FILE – La presidentessa del Senato italiano Maria Elisabetta Alberti Casellati saluta il presidente cinese Xi Jinping durante la sua visita al Senato a Roma il 22 marzo 2019. Xi era lì per firmare un memorandum d’intesa per rendere l’Italia un membro della China’s Belt and Road Initiative.
Gli alleati occidentali dell’Italia stanno riducendo la loro dipendenza da alcune importazioni cinesi e limitando la vendita di tecnologie come i semiconduttori avanzati a Pechino.
Negli ultimi anni, il governo italiano ha bloccato la vendita di alcune delle sue più grandi aziende a aziende cinesi, come il produttore di pneumatici Pirelli, secondo le cosiddette regole del Golden Power.
“È davvero un segnale chiaro che il governo di Roma sta inviando ai suoi partner dell’Unione Europea, e soprattutto a Washington, sulla posizione dell’Italia nello scacchiere internazionale”, ha detto Boni.
La risposta della Cina
Interrogato sulla potenziale uscita dell’Italia dalla BRI questa settimana, il Ministero degli Esteri cinese ha insistito sul fatto che il programma apporta vantaggi ai suoi membri.
“L’iniziativa Belt and Road ha attratto più di 150 paesi e una vasta gamma di partner in vari campi negli ultimi 10 anni e ha portato benefici tangibili alle popolazioni di tutti i paesi”, ha detto ai giornalisti il portavoce del ministero degli Esteri Mao Ning. “È nell’interesse di tutti i paesi partecipanti sfruttare ulteriormente il potenziale della cooperazione.”
L’Italia sta scegliendo attentamente il proprio linguaggio e ha affermato di voler incrementare il commercio con Pechino al di fuori della BRI, ha affermato Scazzieri.
“Il timore che Pechino reagisca in modo negativo è proprio il motivo per cui Meloni è stata molto attenta su come estrarre l’Italia dalla BRI”, ha affermato.
L’Italia ha già un partenariato strategico con la Cina, un accordo che Pechino ha firmato con molti paesi volto a favorire i legami economici e culturali. È probabile che Roma cercherà di modificare quel documento nella speranza di sostituire la sua adesione alla BRI con un rapporto più flessibile.

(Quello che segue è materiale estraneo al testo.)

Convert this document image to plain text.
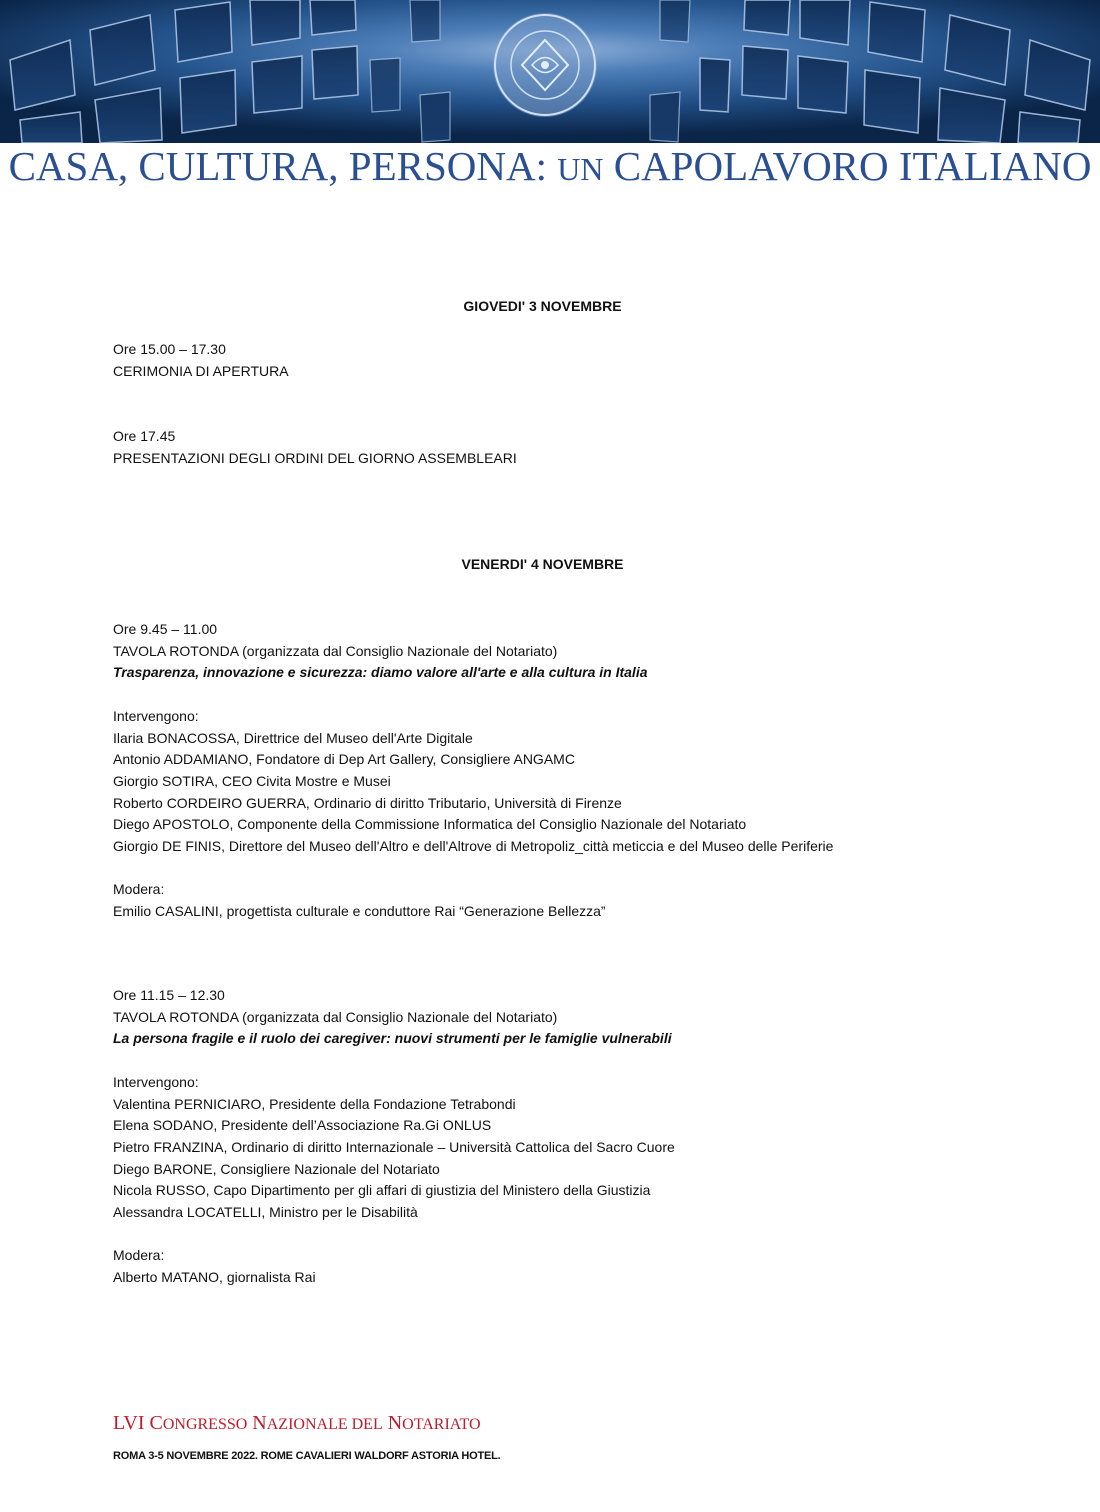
CASA, CULTURA, PERSONA: UN CAPOLAVORO ITALIANO
GIOVEDI' 3 NOVEMBRE
Ore 15.00 – 17.30
CERIMONIA DI APERTURA
Ore 17.45
PRESENTAZIONI DEGLI ORDINI DEL GIORNO ASSEMBLEARI
VENERDI' 4 NOVEMBRE
Ore 9.45 – 11.00
TAVOLA ROTONDA (organizzata dal Consiglio Nazionale del Notariato)
Trasparenza, innovazione e sicurezza: diamo valore all'arte e alla cultura in Italia
Intervengono:
Ilaria BONACOSSA, Direttrice del Museo dell'Arte Digitale
Antonio ADDAMIANO, Fondatore di Dep Art Gallery, Consigliere ANGAMC
Giorgio SOTIRA, CEO Civita Mostre e Musei
Roberto CORDEIRO GUERRA, Ordinario di diritto Tributario, Università di Firenze
Diego APOSTOLO, Componente della Commissione Informatica del Consiglio Nazionale del Notariato
Giorgio DE FINIS, Direttore del Museo dell'Altro e dell'Altrove di Metropoliz_città meticcia e del Museo delle Periferie
Modera:
Emilio CASALINI, progettista culturale e conduttore Rai “Generazione Bellezza”
Ore 11.15 – 12.30
TAVOLA ROTONDA (organizzata dal Consiglio Nazionale del Notariato)
La persona fragile e il ruolo dei caregiver: nuovi strumenti per le famiglie vulnerabili
Intervengono:
Valentina PERNICIARO, Presidente della Fondazione Tetrabondi
Elena SODANO, Presidente dell’Associazione Ra.Gi ONLUS
Pietro FRANZINA, Ordinario di diritto Internazionale – Università Cattolica del Sacro Cuore
Diego BARONE, Consigliere Nazionale del Notariato
Nicola RUSSO, Capo Dipartimento per gli affari di giustizia del Ministero della Giustizia
Alessandra LOCATELLI, Ministro per le Disabilità
Modera:
Alberto MATANO, giornalista Rai
LVI CONGRESSO NAZIONALE DEL NOTARIATO
ROMA 3-5 NOVEMBRE 2022. ROME CAVALIERI WALDORF ASTORIA HOTEL.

“Data la centralità che i ‘partenariati strategici’ hanno nella politica estera cinese – alla fine dello scorso anno, c’erano 110 partenariati strategici che la Cina ha firmato con paesi a livello globale – penso che potrebbe essere una buona via d’uscita dalla Belt and Road Initiative. che entrambi i paesi dicano: “Siamo ancora impegnati nella cooperazione bilaterale””, ha detto Boni.